As Leali responds, you can’t help but notice how ideal and well-rounded his answers are. It’s almost hard to imagine that they haven’t been rehearsed. “I try to be the best version of me,” “I can still be happy,” “I want to be the best martial artist, best coach, best boyfriend, best son.”
Living in the era of likes, comments, shares and TikToks that inundate truth and substance, I follow up and question his responses to see whether they are fueled by honesty.
But Leali is nothing short of sincere. So, I shift my focus onto how he obtained such mental equipoise. He then shares his experiences with the deep pits of depression in 2016.
“You win and you feel high in the moment, but that doesn’t last,” he says. “I felt empty. I took fights often that year. I remember that year, there was this time I flew to Japan to be the cornerman for my mentor. He fought, then I flew to Singapore, competed two days in a row. While I was cornering my mentor in Japan though, I took another fight … And I did that regularly. I took a last-minute fight in China that I took while I was on holiday in Paris.”
But then, a friend’s suicide offered Leali perspective and made him reevaluate his own life. “That made me feel very guilty,” he explains. “He was very similar to me in many ways. After that, I realized that none of what I was feeling was who I was as a person and where I wanted to be. It’s not productive.”

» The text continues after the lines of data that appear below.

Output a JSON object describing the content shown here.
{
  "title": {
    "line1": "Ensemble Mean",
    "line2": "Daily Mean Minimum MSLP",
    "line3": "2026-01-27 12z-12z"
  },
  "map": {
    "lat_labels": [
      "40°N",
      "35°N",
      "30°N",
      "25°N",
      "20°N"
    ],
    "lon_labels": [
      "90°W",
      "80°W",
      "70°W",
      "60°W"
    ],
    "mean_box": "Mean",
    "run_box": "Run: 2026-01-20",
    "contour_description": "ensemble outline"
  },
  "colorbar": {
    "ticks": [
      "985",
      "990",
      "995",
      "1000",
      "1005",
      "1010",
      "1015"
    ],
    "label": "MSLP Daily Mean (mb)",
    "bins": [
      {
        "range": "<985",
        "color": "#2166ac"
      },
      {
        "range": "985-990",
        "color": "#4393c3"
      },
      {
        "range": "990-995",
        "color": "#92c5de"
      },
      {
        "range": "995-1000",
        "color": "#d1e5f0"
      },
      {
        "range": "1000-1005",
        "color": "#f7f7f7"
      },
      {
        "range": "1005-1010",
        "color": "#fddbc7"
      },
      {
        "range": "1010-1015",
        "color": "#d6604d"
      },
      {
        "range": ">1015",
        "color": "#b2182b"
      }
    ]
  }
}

Introspective, attune to his own world and yet empathetic to the lives and pain of others, at one point in the interview, he points to his tattoo of Guanyin – the Buddhist bodhisattva on his right triceps and the god associated with compassion – and explains that he genuinely just wants to help people.
“I think some people think that fighters have to be imposing, and I’m definitely not.”